Normal primary fibroblasts provide an excellent alternative to established cancer cell lines in biological research. An important advantage of fibroblasts is that they do not carry mutations in oncogenes and tumor suppressors and maintain intact cell cycle checkpoints. This makes normal fibroblasts a preferred system for the studies of cell cycle regulation, DNA repair, and apoptosis. The protocol described here provides a simple recipe for isolation and maintenance of primary fibroblasts. This protocol was used to successfully isolate fibroblasts from over 20 species of rodents.

It is important to maintain sterility at all times when working with cell cultures to avoid contamination. If the laboratory also cultures aggressive cancer cell lines such as HeLa cells, fibroblasts should be handled separately from cancer cells. It is preferred to have a designated hood and incubator for primary cultures.

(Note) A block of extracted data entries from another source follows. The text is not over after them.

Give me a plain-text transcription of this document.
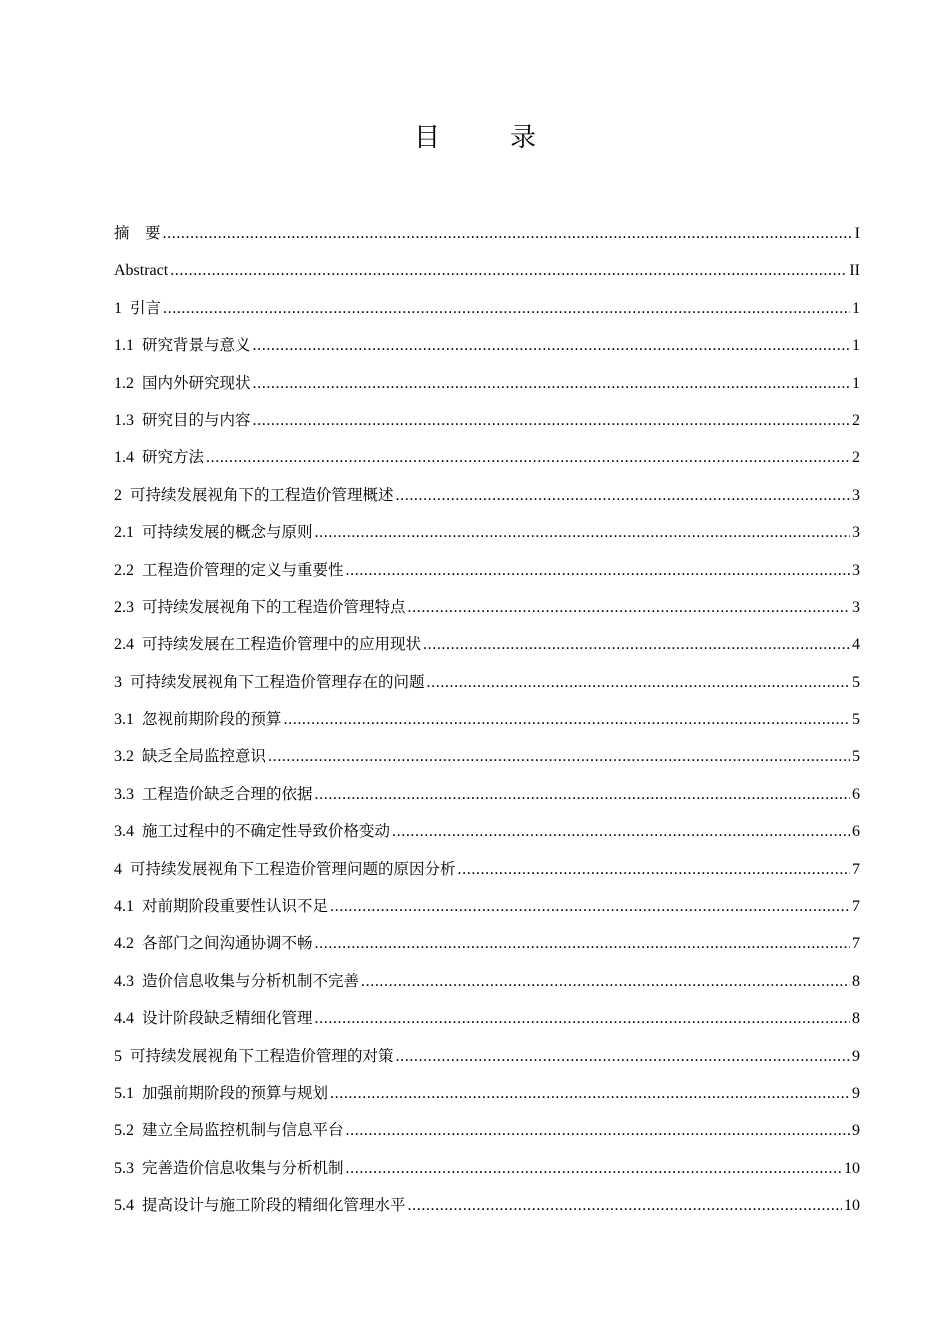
目　录
摘　要 .....	I
Abstract .....	II
1 引言 .....	1
1.1 研究背景与意义 .....	1
1.2 国内外研究现状 .....	1
1.3 研究目的与内容 .....	2
1.4 研究方法 .....	2
2 可持续发展视角下的工程造价管理概述 .....	3
2.1 可持续发展的概念与原则 .....	3
2.2 工程造价管理的定义与重要性 .....	3
2.3 可持续发展视角下的工程造价管理特点 .....	3
2.4 可持续发展在工程造价管理中的应用现状 .....	4
3 可持续发展视角下工程造价管理存在的问题 .....	5
3.1 忽视前期阶段的预算 .....	5
3.2 缺乏全局监控意识 .....	5
3.3 工程造价缺乏合理的依据 .....	6
3.4 施工过程中的不确定性导致价格变动 .....	6
4 可持续发展视角下工程造价管理问题的原因分析 .....	7
4.1 对前期阶段重要性认识不足 .....	7
4.2 各部门之间沟通协调不畅 .....	7
4.3 造价信息收集与分析机制不完善 .....	8
4.4 设计阶段缺乏精细化管理 .....	8
5 可持续发展视角下工程造价管理的对策 .....	9
5.1 加强前期阶段的预算与规划 .....	9
5.2 建立全局监控机制与信息平台 .....	9
5.3 完善造价信息收集与分析机制 .....	10
5.4 提高设计与施工阶段的精细化管理水平 .....	10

It is preferable to maintain primary cell cultures at physiological oxygen concentration of 3%. Atmospheric (20%) oxygen shortens lifespan of cultures and increases oxidative stress. Mouse fibroblasts are sensitive to oxidative stress and will senesce or enter crisis within ~14 population doublings when maintained at 20% (atmospheric) oxygen. Mouse fibroblasts can be maintained indefinitely at 3% oxygen².

Always keep record of the number of population doubling of the cultures. Large species (body mass above 8,000 g) are likely to exhibit replicative senescence, and will have a limited lifespan in culture, even at 3% oxygen¹. Cells from smaller species, such as mice and rats, will proliferate indefinitely at 3% oxygen, but may eventually become aneuploid. If possible, begin the experiments using cells at low population doubling.